Jornalistas podem ser condenados por faltarem a audiência no Paraná



O jornalista Chico Marés e outros quatro profissionais do jornal Gazeta do Povo, de Curitiba, correm o risco de ser condenados por terem faltado a uma audiência na Justiça na sexta-feira (24). Eles não compareceram porque tinham outra oitiva marcada para praticamente o mesmo horário a 400 quilômetros de distância. 
“Fisicamente é impossível. A não ser que a gente se teletransportasse de um lugar para o outro, não teria como comparecer as duas ao mesmo tempo”, afirmou Marés.
O grupo se tornou alvo de ações judiciais após a publicação de uma série de reportagensque mostrou salários acima do teto constitucional pagos pelo Tribunal de Justiça (TJ) e pelo Ministério Público do Paraná (MP-PR). Os processos são movidos por promotores e magistrados que querem indenização por danos morais.
As reportagens tinham como base dados dos portais da transparência dos órgãos e foram publicadas em fevereiro deste ano. O material apontou que magistrados receberam, em média, mais de R$ 500 mil em 2015.

O número de ações movidas contra os jornalistas chega a 41, e eles são obrigados a comparecerem a todas as audiências marcadas em diferentes comarcas.
Desde abril eles já percorreram mais de nove mil quilômetros - o que corresponde a distância entre Curitiba e o Canadá. 
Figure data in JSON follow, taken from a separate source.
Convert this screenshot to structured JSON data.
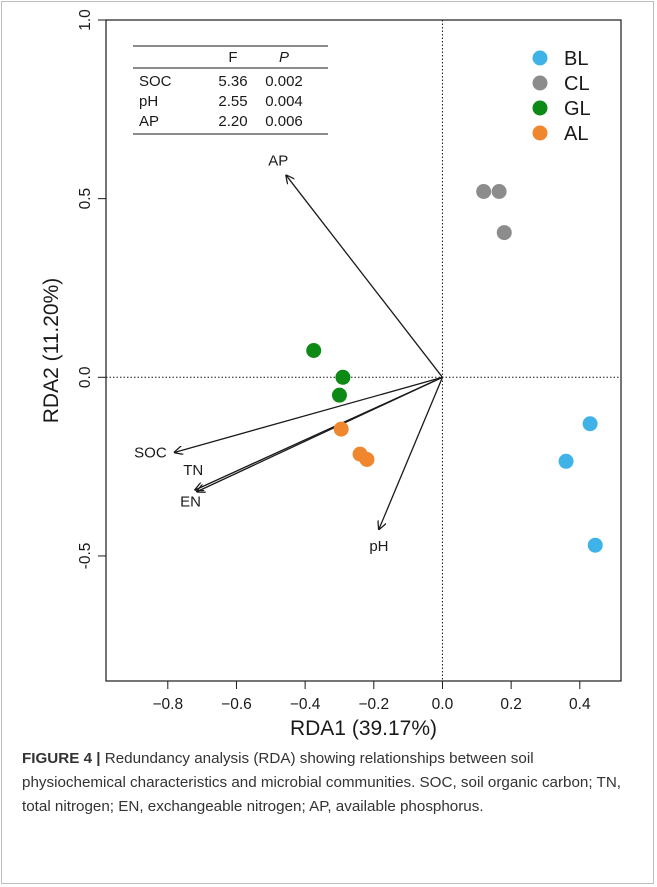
{
  "chart_data": {
    "type": "scatter",
    "xlabel": "RDA1 (39.17%)",
    "ylabel": "RDA2 (11.20%)",
    "xlim": [
      -0.98,
      0.52
    ],
    "ylim": [
      -0.85,
      1.0
    ],
    "xticks": [
      -0.8,
      -0.6,
      -0.4,
      -0.2,
      0.0,
      0.2,
      0.4
    ],
    "xtick_labels": [
      "−0.8",
      "−0.6",
      "−0.4",
      "−0.2",
      "0.0",
      "0.2",
      "0.4"
    ],
    "yticks": [
      -0.5,
      0.0,
      0.5,
      1.0
    ],
    "ytick_labels": [
      "-0.5",
      "0.0",
      "0.5",
      "1.0"
    ],
    "reference_lines": {
      "x": 0,
      "y": 0,
      "style": "dotted"
    },
    "legend_position": "top-right",
    "series": [
      {
        "name": "BL",
        "color": "#3fb3e8",
        "points": [
          [
            0.43,
            -0.13
          ],
          [
            0.36,
            -0.235
          ],
          [
            0.445,
            -0.47
          ]
        ]
      },
      {
        "name": "CL",
        "color": "#8c8c8c",
        "points": [
          [
            0.12,
            0.52
          ],
          [
            0.165,
            0.52
          ],
          [
            0.18,
            0.405
          ]
        ]
      },
      {
        "name": "GL",
        "color": "#0d8a16",
        "points": [
          [
            -0.375,
            0.075
          ],
          [
            -0.29,
            0.0
          ],
          [
            -0.3,
            -0.05
          ]
        ]
      },
      {
        "name": "AL",
        "color": "#f0862e",
        "points": [
          [
            -0.295,
            -0.145
          ],
          [
            -0.24,
            -0.215
          ],
          [
            -0.22,
            -0.23
          ]
        ]
      }
    ],
    "vectors": [
      {
        "name": "AP",
        "x": -0.455,
        "y": 0.565,
        "label": "AP"
      },
      {
        "name": "SOC",
        "x": -0.78,
        "y": -0.21,
        "label": "SOC"
      },
      {
        "name": "TN",
        "x": -0.72,
        "y": -0.315,
        "label": "TN"
      },
      {
        "name": "EN",
        "x": -0.715,
        "y": -0.32,
        "label": "EN"
      },
      {
        "name": "pH",
        "x": -0.185,
        "y": -0.425,
        "label": "pH"
      }
    ],
    "stats_table": {
      "headers": [
        "",
        "F",
        "P"
      ],
      "rows": [
        [
          "SOC",
          "5.36",
          "0.002"
        ],
        [
          "pH",
          "2.55",
          "0.004"
        ],
        [
          "AP",
          "2.20",
          "0.006"
        ]
      ]
    }
  },
  "caption": {
    "label": "FIGURE 4 |",
    "text": " Redundancy analysis (RDA) showing relationships between soil physiochemical characteristics and microbial communities. SOC, soil organic carbon; TN, total nitrogen; EN, exchangeable nitrogen; AP, available phosphorus."
  }
}
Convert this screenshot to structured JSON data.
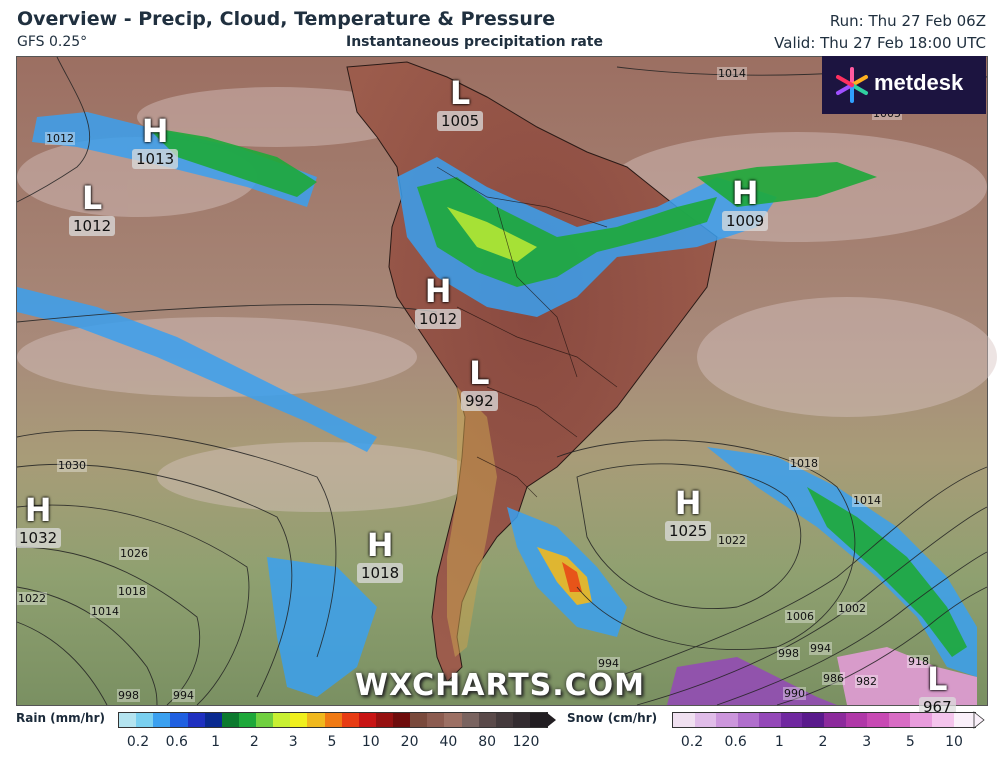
{
  "header": {
    "title": "Overview - Precip, Cloud, Temperature & Pressure",
    "model": "GFS 0.25°",
    "subtitle": "Instantaneous precipitation rate",
    "run": "Run: Thu 27 Feb 06Z",
    "valid": "Valid: Thu 27 Feb 18:00 UTC"
  },
  "logo": {
    "text": "metdesk",
    "icon": "metdesk-asterisk-icon"
  },
  "watermark": "WXCHARTS.COM",
  "pressure_centers": [
    {
      "type": "L",
      "value": "1005"
    },
    {
      "type": "H",
      "value": "1013"
    },
    {
      "type": "L",
      "value": "1012"
    },
    {
      "type": "H",
      "value": "1009"
    },
    {
      "type": "H",
      "value": "1012"
    },
    {
      "type": "L",
      "value": "992"
    },
    {
      "type": "H",
      "value": "1032"
    },
    {
      "type": "H",
      "value": "1018"
    },
    {
      "type": "H",
      "value": "1025"
    },
    {
      "type": "L",
      "value": "967"
    }
  ],
  "isobar_labels": [
    "1014",
    "1012",
    "1030",
    "1026",
    "1022",
    "1018",
    "1014",
    "998",
    "994",
    "1018",
    "1014",
    "1022",
    "1006",
    "1002",
    "998",
    "994",
    "990",
    "986",
    "982",
    "994",
    "918",
    "1005"
  ],
  "legend": {
    "rain": {
      "title": "Rain (mm/hr)",
      "ticks": [
        "0.2",
        "0.6",
        "1",
        "2",
        "3",
        "5",
        "10",
        "20",
        "40",
        "80",
        "120"
      ],
      "colors": [
        "#b4e4f0",
        "#7ad0f0",
        "#3aa0f0",
        "#1f5fe0",
        "#1f30c0",
        "#0a2a90",
        "#0c7a2e",
        "#1ea83a",
        "#70d040",
        "#c8f032",
        "#f0f01e",
        "#f0b81e",
        "#f07a14",
        "#e83c14",
        "#c81414",
        "#961010",
        "#6e0c0c",
        "#7a4a3c",
        "#8c5c50",
        "#9c7064",
        "#7a6460",
        "#5a4a4a",
        "#443a3c",
        "#332c30",
        "#221e22"
      ]
    },
    "snow": {
      "title": "Snow (cm/hr)",
      "ticks": [
        "0.2",
        "0.6",
        "1",
        "2",
        "3",
        "5",
        "10"
      ],
      "colors": [
        "#f0e0f0",
        "#e0bce8",
        "#cc96dc",
        "#b06ecc",
        "#9448b8",
        "#7028a0",
        "#5a1a8c",
        "#8c2a9c",
        "#b038a8",
        "#c84ab4",
        "#d86cc4",
        "#e89cdc",
        "#f4c4ec",
        "#faf0fa"
      ]
    }
  }
}
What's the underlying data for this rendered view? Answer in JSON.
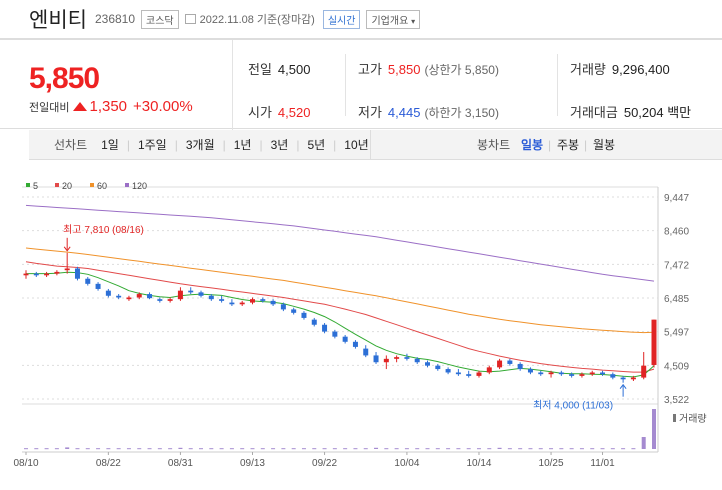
{
  "header": {
    "name": "엔비티",
    "code": "236810",
    "market": "코스닥",
    "date": "2022.11.08 기준(장마감)",
    "realtime": "실시간",
    "overview": "기업개요"
  },
  "summary": {
    "price": "5,850",
    "change_label": "전일대비",
    "change_value": "1,350",
    "change_pct": "+30.00%",
    "prev_label": "전일",
    "prev": "4,500",
    "open_label": "시가",
    "open": "4,520",
    "high_label": "고가",
    "high": "5,850",
    "high_sub": "(상한가 5,850)",
    "low_label": "저가",
    "low": "4,445",
    "low_sub": "(하한가 3,150)",
    "vol_label": "거래량",
    "vol": "9,296,400",
    "amt_label": "거래대금",
    "amt": "50,204 백만"
  },
  "toolbar": {
    "line_label": "선차트",
    "ranges": [
      "1일",
      "1주일",
      "3개월",
      "1년",
      "3년",
      "5년",
      "10년"
    ],
    "candle_label": "봉차트",
    "candle_ranges": [
      "일봉",
      "주봉",
      "월봉"
    ],
    "candle_active": "일봉"
  },
  "chart_data": {
    "type": "candlestick",
    "legend": [
      {
        "name": "5",
        "color": "#33aa33"
      },
      {
        "name": "20",
        "color": "#e24a4a"
      },
      {
        "name": "60",
        "color": "#f0922a"
      },
      {
        "name": "120",
        "color": "#9b6fc6"
      }
    ],
    "y_ticks": [
      9447,
      8460,
      7472,
      6485,
      5497,
      4509,
      3522
    ],
    "y_labels": [
      "9,447",
      "8,460",
      "7,472",
      "6,485",
      "5,497",
      "4,509",
      "3,522"
    ],
    "ylim": [
      3522,
      9447
    ],
    "x_labels": [
      "08/10",
      "08/22",
      "08/31",
      "09/13",
      "09/22",
      "10/04",
      "10/14",
      "10/25",
      "11/01"
    ],
    "x_label_idx": [
      0,
      8,
      15,
      22,
      29,
      37,
      44,
      51,
      56
    ],
    "n": 62,
    "volume_label": "거래량",
    "max_annot": "최고 7,810 (08/16)",
    "max_idx": 4,
    "max_val": 7810,
    "min_annot": "최저 4,000 (11/03)",
    "min_idx": 58,
    "min_val": 4000,
    "candles": [
      [
        7150,
        7300,
        7050,
        7200
      ],
      [
        7200,
        7250,
        7100,
        7150
      ],
      [
        7150,
        7250,
        7100,
        7200
      ],
      [
        7200,
        7300,
        7150,
        7250
      ],
      [
        7300,
        7810,
        7200,
        7350
      ],
      [
        7350,
        7400,
        7000,
        7050
      ],
      [
        7050,
        7100,
        6850,
        6900
      ],
      [
        6900,
        6950,
        6700,
        6750
      ],
      [
        6700,
        6750,
        6500,
        6550
      ],
      [
        6550,
        6600,
        6450,
        6500
      ],
      [
        6450,
        6550,
        6400,
        6500
      ],
      [
        6500,
        6650,
        6450,
        6600
      ],
      [
        6600,
        6650,
        6450,
        6480
      ],
      [
        6450,
        6500,
        6350,
        6400
      ],
      [
        6400,
        6500,
        6350,
        6450
      ],
      [
        6450,
        6800,
        6400,
        6700
      ],
      [
        6700,
        6800,
        6600,
        6650
      ],
      [
        6650,
        6700,
        6500,
        6550
      ],
      [
        6550,
        6600,
        6400,
        6450
      ],
      [
        6450,
        6550,
        6350,
        6400
      ],
      [
        6350,
        6450,
        6250,
        6300
      ],
      [
        6300,
        6400,
        6250,
        6350
      ],
      [
        6350,
        6500,
        6300,
        6450
      ],
      [
        6450,
        6500,
        6350,
        6400
      ],
      [
        6400,
        6450,
        6250,
        6300
      ],
      [
        6300,
        6350,
        6100,
        6150
      ],
      [
        6150,
        6200,
        6000,
        6050
      ],
      [
        6050,
        6100,
        5850,
        5900
      ],
      [
        5850,
        5900,
        5650,
        5700
      ],
      [
        5700,
        5750,
        5450,
        5500
      ],
      [
        5500,
        5550,
        5300,
        5350
      ],
      [
        5350,
        5400,
        5150,
        5200
      ],
      [
        5200,
        5250,
        5000,
        5050
      ],
      [
        5000,
        5100,
        4750,
        4800
      ],
      [
        4800,
        4900,
        4550,
        4600
      ],
      [
        4600,
        4800,
        4400,
        4700
      ],
      [
        4700,
        4800,
        4600,
        4750
      ],
      [
        4750,
        4850,
        4650,
        4700
      ],
      [
        4700,
        4750,
        4550,
        4600
      ],
      [
        4600,
        4650,
        4450,
        4500
      ],
      [
        4500,
        4550,
        4350,
        4400
      ],
      [
        4400,
        4450,
        4250,
        4300
      ],
      [
        4300,
        4400,
        4200,
        4250
      ],
      [
        4250,
        4350,
        4150,
        4200
      ],
      [
        4200,
        4350,
        4150,
        4300
      ],
      [
        4300,
        4500,
        4250,
        4450
      ],
      [
        4450,
        4700,
        4400,
        4650
      ],
      [
        4650,
        4700,
        4500,
        4550
      ],
      [
        4550,
        4600,
        4350,
        4400
      ],
      [
        4400,
        4450,
        4250,
        4300
      ],
      [
        4300,
        4350,
        4200,
        4250
      ],
      [
        4250,
        4350,
        4150,
        4300
      ],
      [
        4300,
        4350,
        4200,
        4250
      ],
      [
        4250,
        4300,
        4150,
        4200
      ],
      [
        4200,
        4300,
        4150,
        4250
      ],
      [
        4250,
        4350,
        4200,
        4300
      ],
      [
        4300,
        4350,
        4200,
        4250
      ],
      [
        4250,
        4300,
        4100,
        4150
      ],
      [
        4150,
        4200,
        4000,
        4100
      ],
      [
        4100,
        4200,
        4050,
        4150
      ],
      [
        4150,
        4900,
        4100,
        4500
      ],
      [
        4520,
        5850,
        4445,
        5850
      ]
    ],
    "volumes": [
      2,
      2,
      2,
      2,
      4,
      2,
      2,
      2,
      2,
      2,
      2,
      2,
      2,
      2,
      2,
      3,
      2,
      2,
      2,
      2,
      2,
      2,
      2,
      2,
      2,
      2,
      2,
      2,
      2,
      2,
      2,
      2,
      2,
      2,
      3,
      2,
      2,
      2,
      2,
      2,
      2,
      2,
      2,
      2,
      2,
      2,
      3,
      2,
      2,
      2,
      2,
      2,
      2,
      2,
      2,
      2,
      2,
      2,
      2,
      2,
      30,
      100
    ],
    "ma5": [
      7200,
      7200,
      7200,
      7210,
      7240,
      7230,
      7180,
      7080,
      6960,
      6840,
      6700,
      6620,
      6560,
      6520,
      6500,
      6550,
      6580,
      6600,
      6580,
      6560,
      6500,
      6440,
      6400,
      6380,
      6360,
      6320,
      6240,
      6160,
      6060,
      5940,
      5780,
      5600,
      5420,
      5250,
      5080,
      4950,
      4850,
      4780,
      4720,
      4680,
      4620,
      4540,
      4460,
      4400,
      4340,
      4320,
      4340,
      4380,
      4420,
      4400,
      4360,
      4320,
      4280,
      4260,
      4260,
      4250,
      4240,
      4220,
      4190,
      4170,
      4230,
      4500
    ],
    "ma20": [
      7550,
      7500,
      7460,
      7420,
      7400,
      7380,
      7350,
      7300,
      7250,
      7200,
      7150,
      7100,
      7050,
      7000,
      6950,
      6900,
      6860,
      6820,
      6780,
      6740,
      6700,
      6660,
      6620,
      6580,
      6540,
      6500,
      6450,
      6400,
      6350,
      6300,
      6230,
      6160,
      6080,
      6000,
      5900,
      5800,
      5700,
      5600,
      5500,
      5400,
      5300,
      5200,
      5100,
      5000,
      4920,
      4850,
      4780,
      4720,
      4660,
      4610,
      4560,
      4520,
      4480,
      4450,
      4420,
      4400,
      4370,
      4350,
      4330,
      4310,
      4310,
      4400
    ],
    "ma60": [
      7950,
      7920,
      7890,
      7860,
      7830,
      7800,
      7760,
      7720,
      7680,
      7640,
      7600,
      7560,
      7520,
      7480,
      7440,
      7400,
      7360,
      7320,
      7280,
      7240,
      7200,
      7160,
      7120,
      7080,
      7040,
      7000,
      6950,
      6900,
      6850,
      6800,
      6750,
      6700,
      6650,
      6600,
      6550,
      6490,
      6430,
      6370,
      6310,
      6250,
      6190,
      6130,
      6070,
      6010,
      5960,
      5910,
      5860,
      5820,
      5780,
      5740,
      5700,
      5670,
      5640,
      5610,
      5580,
      5560,
      5540,
      5520,
      5500,
      5480,
      5470,
      5480
    ],
    "ma120": [
      9200,
      9180,
      9160,
      9140,
      9120,
      9100,
      9080,
      9060,
      9040,
      9020,
      9000,
      8980,
      8960,
      8940,
      8920,
      8900,
      8880,
      8860,
      8840,
      8810,
      8780,
      8750,
      8720,
      8690,
      8660,
      8630,
      8600,
      8560,
      8520,
      8480,
      8440,
      8400,
      8360,
      8320,
      8280,
      8230,
      8180,
      8130,
      8080,
      8030,
      7980,
      7930,
      7880,
      7830,
      7780,
      7730,
      7680,
      7630,
      7580,
      7530,
      7480,
      7430,
      7380,
      7330,
      7280,
      7230,
      7180,
      7140,
      7100,
      7060,
      7020,
      6980
    ]
  }
}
“O que está em questão aqui não é se eles têm ou não o direito de entrar na Justiça, mas a forma como eles entraram na Justiça que é uma agressão. Uma agressão à gente, uma agressão ao nosso trabalho, uma agressão à Gazeta do Povo, e sobretudo, uma agressão à liberdade de imprensa”, afirmou Marés.

A Associação dos Magistrados do Paraná (Amapar) considera que os juízes passaram a sofrer constrangimento e disse que não há tentativa de intimidação nem ação coordenada. Já a Associação Paranaense do Ministério Público (APMP) declarou que as ações não representam tentativa de ferir o direito de informação.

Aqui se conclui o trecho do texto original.